If no mcp-lean.config.json exists, mcp-lean falls back to reading a .mcp.json or
claude_desktop_config.json in the working directory (it skips any entry that points
back at mcp-lean, so it never proxies itself).
mcp-lean [serve] Run the proxy over stdio (what your MCP client launches).
mcp-lean audit Connect to upstreams and report the token savings.
mcp-lean init Create mcp-lean.config.json (imports .mcp.json / claude_desktop_config.json).
mcp-lean refresh Re-fetch upstream catalogs into the on-disk cache.
-c, --config <path> Config file (default: mcp-lean.config.json / .mcp.json).
-p, --profile <name> Only proxy servers in this profile.

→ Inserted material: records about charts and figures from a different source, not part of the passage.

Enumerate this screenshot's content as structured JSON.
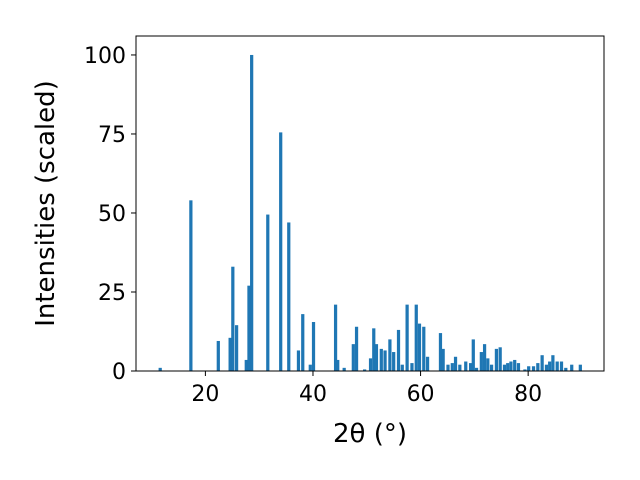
{
  "chart_data": {
    "type": "bar",
    "title": "",
    "xlabel": "2θ (°)",
    "ylabel": "Intensities (scaled)",
    "xlim": [
      7.1,
      94.1
    ],
    "ylim": [
      0,
      106
    ],
    "x_ticks": [
      20,
      40,
      60,
      80
    ],
    "y_ticks": [
      0,
      25,
      50,
      75,
      100
    ],
    "grid": false,
    "bar_color": "#1f77b4",
    "bar_width": 0.6,
    "series": [
      {
        "x": [
          11.6,
          17.3,
          22.4,
          24.6,
          25.1,
          25.8,
          27.6,
          28.1,
          28.6,
          31.6,
          34.0,
          35.5,
          37.3,
          38.1,
          39.5,
          40.1,
          44.2,
          44.6,
          45.8,
          47.5,
          48.1,
          49.6,
          50.7,
          51.3,
          51.8,
          52.7,
          53.4,
          54.3,
          55.0,
          55.9,
          56.6,
          57.5,
          58.4,
          59.2,
          59.8,
          60.6,
          61.3,
          63.7,
          64.2,
          65.1,
          65.9,
          66.5,
          67.3,
          68.4,
          69.3,
          69.8,
          70.4,
          71.3,
          71.9,
          72.5,
          73.2,
          74.1,
          74.8,
          75.6,
          76.2,
          76.8,
          77.5,
          78.2,
          79.4,
          80.1,
          81.0,
          81.8,
          82.6,
          83.4,
          84.0,
          84.6,
          85.4,
          86.2,
          87.0,
          88.1,
          89.7
        ],
        "values": [
          1,
          54,
          9.5,
          10.5,
          33,
          14.5,
          3.5,
          27,
          100,
          49.5,
          75.5,
          47,
          6.5,
          18,
          2,
          15.5,
          21,
          3.5,
          1,
          8.5,
          14,
          0.5,
          4,
          13.5,
          8.5,
          7,
          6.5,
          10,
          6,
          13,
          2,
          21,
          2.5,
          21,
          15,
          14,
          4.5,
          12,
          7,
          2,
          2.5,
          4.5,
          2,
          3,
          2.5,
          10,
          1,
          6,
          8.5,
          4,
          2,
          7,
          7.5,
          2,
          2.5,
          3,
          3.5,
          2.5,
          0.5,
          1.5,
          1.5,
          2.5,
          5,
          2,
          3,
          5,
          3,
          3,
          1,
          2,
          2
        ]
      }
    ]
  }
}
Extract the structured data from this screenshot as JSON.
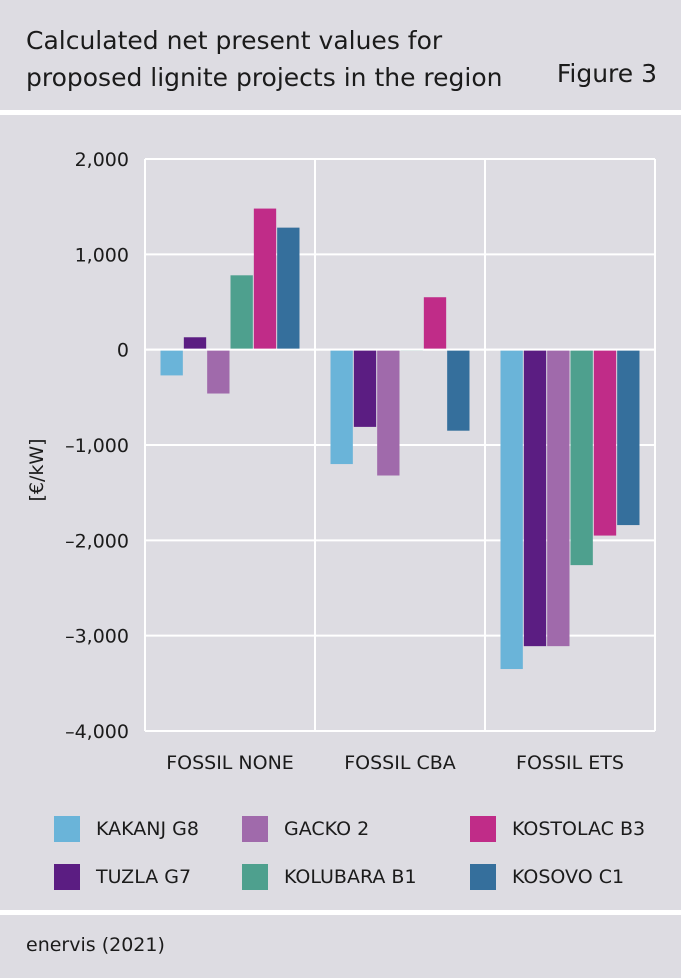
{
  "header": {
    "title_line1": "Calculated net present values for",
    "title_line2": "proposed lignite projects in the region",
    "figure_label": "Figure 3"
  },
  "source": "enervis (2021)",
  "chart_data": {
    "type": "bar",
    "categories": [
      "FOSSIL NONE",
      "FOSSIL CBA",
      "FOSSIL ETS"
    ],
    "ylabel": "[€/kW]",
    "ylim": [
      -4000,
      2000
    ],
    "yticks": [
      2000,
      1000,
      0,
      -1000,
      -2000,
      -3000,
      -4000
    ],
    "ytick_labels": [
      "2,000",
      "1,000",
      "0",
      "–1,000",
      "–2,000",
      "–3,000",
      "–4,000"
    ],
    "grid": true,
    "legend_position": "bottom",
    "series": [
      {
        "name": "KAKANJ G8",
        "color": "#6ab4d9",
        "values": [
          -270,
          -1200,
          -3350
        ]
      },
      {
        "name": "TUZLA G7",
        "color": "#5b1d82",
        "values": [
          130,
          -810,
          -3110
        ]
      },
      {
        "name": "GACKO 2",
        "color": "#a06aab",
        "values": [
          -460,
          -1320,
          -3110
        ]
      },
      {
        "name": "KOLUBARA B1",
        "color": "#4ea08e",
        "values": [
          780,
          -10,
          -2260
        ]
      },
      {
        "name": "KOSTOLAC B3",
        "color": "#c02c88",
        "values": [
          1480,
          550,
          -1950
        ]
      },
      {
        "name": "KOSOVO C1",
        "color": "#356f9c",
        "values": [
          1280,
          -850,
          -1840
        ]
      }
    ]
  }
}
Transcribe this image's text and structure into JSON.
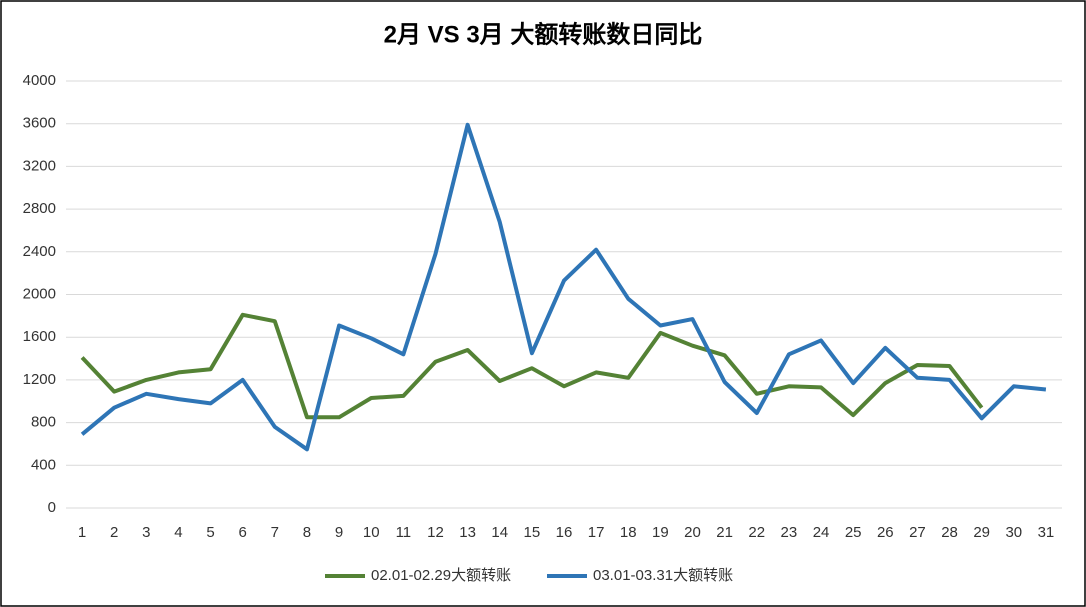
{
  "chart_data": {
    "type": "line",
    "title": "2月 VS 3月 大额转账数日同比",
    "categories": [
      1,
      2,
      3,
      4,
      5,
      6,
      7,
      8,
      9,
      10,
      11,
      12,
      13,
      14,
      15,
      16,
      17,
      18,
      19,
      20,
      21,
      22,
      23,
      24,
      25,
      26,
      27,
      28,
      29,
      30,
      31
    ],
    "series": [
      {
        "name": "02.01-02.29大额转账",
        "color": "#548235",
        "values": [
          1410,
          1090,
          1200,
          1270,
          1300,
          1810,
          1750,
          850,
          850,
          1030,
          1050,
          1370,
          1480,
          1190,
          1310,
          1140,
          1270,
          1220,
          1640,
          1520,
          1430,
          1070,
          1140,
          1130,
          870,
          1170,
          1340,
          1330,
          940,
          null,
          null
        ]
      },
      {
        "name": "03.01-03.31大额转账",
        "color": "#2e75b6",
        "values": [
          690,
          940,
          1070,
          1020,
          980,
          1200,
          760,
          550,
          1710,
          1590,
          1440,
          2380,
          3590,
          2680,
          1450,
          2130,
          2420,
          1960,
          1710,
          1770,
          1180,
          890,
          1440,
          1570,
          1170,
          1500,
          1220,
          1200,
          840,
          1140,
          1110
        ]
      }
    ],
    "ylim": [
      0,
      4000
    ],
    "yticks": [
      0,
      400,
      800,
      1200,
      1600,
      2000,
      2400,
      2800,
      3200,
      3600,
      4000
    ],
    "grid": true,
    "legend": "bottom"
  }
}
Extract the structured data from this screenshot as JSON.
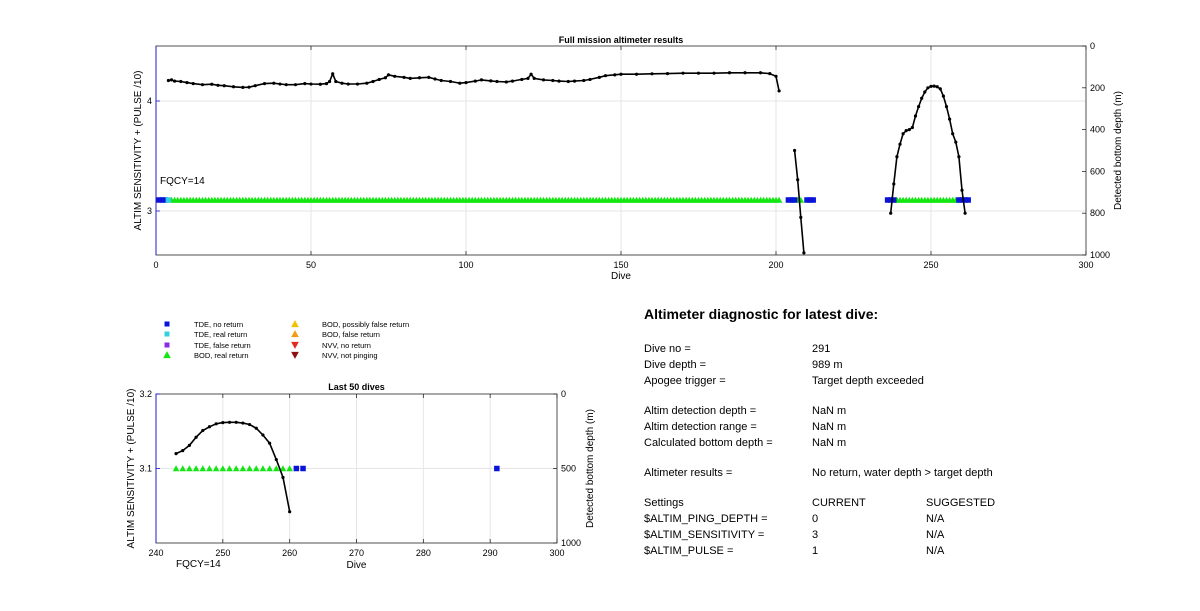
{
  "colors": {
    "axis": "#262626",
    "grid": "#e6e6e6",
    "blue_axis": "#1a1ad6",
    "tde_no_return": "#0a14d8",
    "tde_real_return": "#34d0e0",
    "tde_false_return": "#8a2be2",
    "bod_real_return": "#14e614",
    "bod_possibly_false": "#f2c200",
    "bod_false": "#f29a1a",
    "nvv_no_return": "#e52a1e",
    "nvv_not_pinging": "#8c1010",
    "depth_line": "#000000",
    "fqcy": "#a0a0a0"
  },
  "legend": [
    {
      "label": "TDE, no return",
      "marker": "square",
      "color_key": "tde_no_return"
    },
    {
      "label": "TDE, real return",
      "marker": "square",
      "color_key": "tde_real_return"
    },
    {
      "label": "TDE, false return",
      "marker": "square",
      "color_key": "tde_false_return"
    },
    {
      "label": "BOD, real return",
      "marker": "triangle-up",
      "color_key": "bod_real_return"
    },
    {
      "label": "BOD, possibly false return",
      "marker": "triangle-up",
      "color_key": "bod_possibly_false"
    },
    {
      "label": "BOD, false return",
      "marker": "triangle-up",
      "color_key": "bod_false"
    },
    {
      "label": "NVV, no return",
      "marker": "triangle-down",
      "color_key": "nvv_no_return"
    },
    {
      "label": "NVV, not pinging",
      "marker": "triangle-down",
      "color_key": "nvv_not_pinging"
    }
  ],
  "chart_data": [
    {
      "id": "full",
      "type": "scatter",
      "title": "Full mission altimeter results",
      "xlabel": "Dive",
      "ylabel_left": "ALTIM SENSITIVITY + (PULSE /10)",
      "ylabel_right": "Detected bottom depth (m)",
      "annotation": "FQCY=14",
      "xlim": [
        0,
        300
      ],
      "xticks": [
        0,
        50,
        100,
        150,
        200,
        250,
        300
      ],
      "ylim_left": [
        2.6,
        4.5
      ],
      "yticks_left": [
        3,
        4
      ],
      "ylim_right": [
        0,
        1000
      ],
      "yticks_right": [
        0,
        200,
        400,
        600,
        800,
        1000
      ],
      "right_reversed": true,
      "grid": true,
      "marker_y": 3.1,
      "tde_no_return_dives": [
        1,
        2,
        3,
        204,
        205,
        206,
        210,
        211,
        212,
        236,
        237,
        238,
        259,
        260,
        261,
        262
      ],
      "tde_real_return_dives": [
        4
      ],
      "bod_real_return_range": [
        5,
        201
      ],
      "bod_real_return_dives_extra": [
        207,
        208,
        239,
        240,
        241,
        242,
        243,
        244,
        245,
        246,
        247,
        248,
        249,
        250,
        251,
        252,
        253,
        254,
        255,
        256,
        257,
        258
      ],
      "bottom_depth_segments": [
        [
          [
            4,
            165
          ],
          [
            5,
            162
          ],
          [
            6,
            168
          ],
          [
            8,
            170
          ],
          [
            10,
            175
          ],
          [
            12,
            180
          ],
          [
            15,
            185
          ],
          [
            18,
            183
          ],
          [
            20,
            188
          ],
          [
            22,
            190
          ],
          [
            25,
            195
          ],
          [
            28,
            198
          ],
          [
            30,
            197
          ],
          [
            32,
            190
          ],
          [
            35,
            180
          ],
          [
            38,
            178
          ],
          [
            40,
            182
          ],
          [
            42,
            185
          ],
          [
            45,
            185
          ],
          [
            48,
            180
          ],
          [
            50,
            182
          ],
          [
            53,
            183
          ],
          [
            55,
            180
          ],
          [
            56,
            170
          ],
          [
            57,
            133
          ],
          [
            58,
            170
          ],
          [
            60,
            178
          ],
          [
            62,
            182
          ],
          [
            65,
            182
          ],
          [
            68,
            178
          ],
          [
            70,
            170
          ],
          [
            72,
            160
          ],
          [
            74,
            152
          ],
          [
            75,
            138
          ],
          [
            77,
            145
          ],
          [
            80,
            150
          ],
          [
            82,
            155
          ],
          [
            85,
            152
          ],
          [
            88,
            150
          ],
          [
            90,
            158
          ],
          [
            92,
            165
          ],
          [
            95,
            170
          ],
          [
            98,
            178
          ],
          [
            100,
            175
          ],
          [
            103,
            168
          ],
          [
            105,
            162
          ],
          [
            108,
            167
          ],
          [
            110,
            170
          ],
          [
            113,
            172
          ],
          [
            115,
            168
          ],
          [
            118,
            160
          ],
          [
            120,
            155
          ],
          [
            121,
            135
          ],
          [
            122,
            155
          ],
          [
            125,
            162
          ],
          [
            128,
            165
          ],
          [
            130,
            168
          ],
          [
            133,
            170
          ],
          [
            135,
            168
          ],
          [
            138,
            165
          ],
          [
            140,
            160
          ],
          [
            143,
            150
          ],
          [
            145,
            142
          ],
          [
            148,
            138
          ],
          [
            150,
            135
          ],
          [
            155,
            135
          ],
          [
            160,
            133
          ],
          [
            165,
            132
          ],
          [
            170,
            130
          ],
          [
            175,
            130
          ],
          [
            180,
            130
          ],
          [
            185,
            128
          ],
          [
            190,
            128
          ],
          [
            195,
            128
          ],
          [
            198,
            132
          ],
          [
            200,
            145
          ],
          [
            201,
            215
          ]
        ],
        [
          [
            206,
            500
          ],
          [
            207,
            640
          ],
          [
            208,
            820
          ],
          [
            209,
            990
          ]
        ],
        [
          [
            237,
            800
          ],
          [
            238,
            660
          ],
          [
            239,
            530
          ],
          [
            240,
            470
          ],
          [
            241,
            420
          ],
          [
            242,
            405
          ],
          [
            243,
            400
          ],
          [
            244,
            390
          ],
          [
            245,
            335
          ],
          [
            246,
            290
          ],
          [
            247,
            250
          ],
          [
            248,
            220
          ],
          [
            249,
            200
          ],
          [
            250,
            193
          ],
          [
            251,
            192
          ],
          [
            252,
            195
          ],
          [
            253,
            205
          ],
          [
            254,
            240
          ],
          [
            255,
            290
          ],
          [
            256,
            350
          ],
          [
            257,
            420
          ],
          [
            258,
            460
          ],
          [
            259,
            530
          ],
          [
            260,
            690
          ],
          [
            261,
            800
          ]
        ]
      ]
    },
    {
      "id": "last50",
      "type": "scatter",
      "title": "Last 50 dives",
      "xlabel": "Dive",
      "ylabel_left": "ALTIM SENSITIVITY + (PULSE /10)",
      "ylabel_right": "Detected bottom depth (m)",
      "annotation": "FQCY=14",
      "xlim": [
        240,
        300
      ],
      "xticks": [
        240,
        250,
        260,
        270,
        280,
        290,
        300
      ],
      "ylim_left": [
        3.0,
        3.2
      ],
      "yticks_left": [
        3.1,
        3.2
      ],
      "ylim_right": [
        0,
        1000
      ],
      "yticks_right": [
        0,
        500,
        1000
      ],
      "right_reversed": true,
      "grid": true,
      "marker_y": 3.1,
      "tde_no_return_dives": [
        261,
        262,
        291
      ],
      "bod_real_return_dives": [
        243,
        244,
        245,
        246,
        247,
        248,
        249,
        250,
        251,
        252,
        253,
        254,
        255,
        256,
        257,
        258,
        259,
        260
      ],
      "bottom_depth_segments": [
        [
          [
            243,
            400
          ],
          [
            244,
            380
          ],
          [
            245,
            345
          ],
          [
            246,
            290
          ],
          [
            247,
            245
          ],
          [
            248,
            220
          ],
          [
            249,
            200
          ],
          [
            250,
            192
          ],
          [
            251,
            190
          ],
          [
            252,
            190
          ],
          [
            253,
            195
          ],
          [
            254,
            205
          ],
          [
            255,
            230
          ],
          [
            256,
            275
          ],
          [
            257,
            330
          ],
          [
            258,
            440
          ],
          [
            259,
            560
          ],
          [
            260,
            790
          ]
        ]
      ]
    }
  ],
  "diagnostic": {
    "title": "Altimeter diagnostic for latest dive:",
    "dive_no_label": "Dive no =",
    "dive_no_value": "291",
    "dive_depth_label": "Dive depth =",
    "dive_depth_value": "989 m",
    "apogee_label": "Apogee trigger =",
    "apogee_value": "Target depth exceeded",
    "det_depth_label": "Altim detection depth =",
    "det_depth_value": "NaN m",
    "det_range_label": "Altim detection range =",
    "det_range_value": "NaN m",
    "calc_bottom_label": "Calculated bottom depth =",
    "calc_bottom_value": "NaN m",
    "results_label": "Altimeter results =",
    "results_value": "No return, water depth > target depth",
    "settings_label": "Settings",
    "current_label": "CURRENT",
    "suggested_label": "SUGGESTED",
    "ping_depth_label": "$ALTIM_PING_DEPTH =",
    "ping_depth_current": "0",
    "ping_depth_suggested": "N/A",
    "sensitivity_label": "$ALTIM_SENSITIVITY =",
    "sensitivity_current": "3",
    "sensitivity_suggested": "N/A",
    "pulse_label": "$ALTIM_PULSE =",
    "pulse_current": "1",
    "pulse_suggested": "N/A"
  }
}
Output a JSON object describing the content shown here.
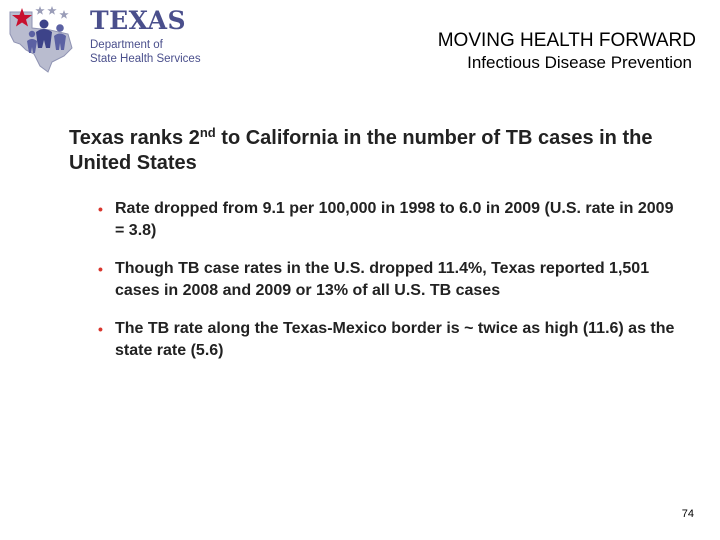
{
  "logo": {
    "wordmark": "TEXAS",
    "department": "Department of\nState Health Services"
  },
  "header": {
    "title": "MOVING HEALTH FORWARD",
    "subtitle": "Infectious Disease Prevention"
  },
  "main": {
    "heading_pre": "Texas ranks 2",
    "heading_sup": "nd",
    "heading_post": " to California in the number of TB cases in the United States",
    "bullet_glyph": "•",
    "bullets": [
      {
        "text": "Rate dropped from 9.1 per 100,000 in 1998 to 6.0 in 2009 (U.S. rate in 2009 = 3.8)"
      },
      {
        "text": "Though TB case rates in the U.S. dropped 11.4%, Texas reported 1,501 cases in 2008 and 2009 or 13% of all U.S. TB cases"
      },
      {
        "text": "The TB rate along the Texas-Mexico border is ~ twice as high (11.6) as the state rate (5.6)"
      }
    ]
  },
  "footer": {
    "page_number": "74"
  },
  "colors": {
    "brand_blue": "#4a4f8c",
    "star_red": "#c8102e",
    "bullet_red": "#d9362e"
  }
}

--cwd <dir> Directory to resolve config/cache from.
-f, --force Overwrite existing files (init).
-h, --help Show help.
-v, --version Show version.
Does my client need to support dynamic tool lists?
It helps but isn't required. mcp-lean declares the listChanged capability and
notifies on every load/unload. Clients that don't refetch can still use loaded tools:
load_tools returns the full schema in its response, and server__tool names are
callable directly.
Does it spawn every server at startup?
Not to serve requests — the facade comes up immediately. Discovery is served from an
on-disk catalog cache, so once it's warm no connection is needed, and a server process
is only (re)spawned when one of its tools is loaded or called. Building the cache the
first time (or via mcp-lean refresh) does briefly connect to each server, but in
the background, so it never delays the proxy. The cache auto-refreshes when a
server's launch config (command/args/url/cwd/env/headers) changes.
Are the token numbers exact? They're heuristic estimates (no native tokenizer dependency, to keep the install tiny) meant for relative comparison — typically within ~10–15% of a real BPE tokenizer for JSON tool schemas.
Is it secure / trustworthy?
mcp-lean is a thin pass-through: it forwards calls to the servers you configured and
returns their results unchanged. It adds no network calls of its own and stores only a
local catalog cache. Read src/ — it's a few small files.
npm install
npm run typecheck # tsc --noEmit
npm test # vitest (incl. an end-to-end proxy test over a real stdio server)
npm run build # tsup -> dist/
node scripts/smoke.mjs # spawn the built binary and exercise it over stdio- Per-tool token budgeting and an LRU that auto-unloads cold tools.
- Optional exact tokenizer (
--accurate) for the audit. - Resource & prompt proxying (currently tools only).
- A one-command Claude Code plugin wrapper.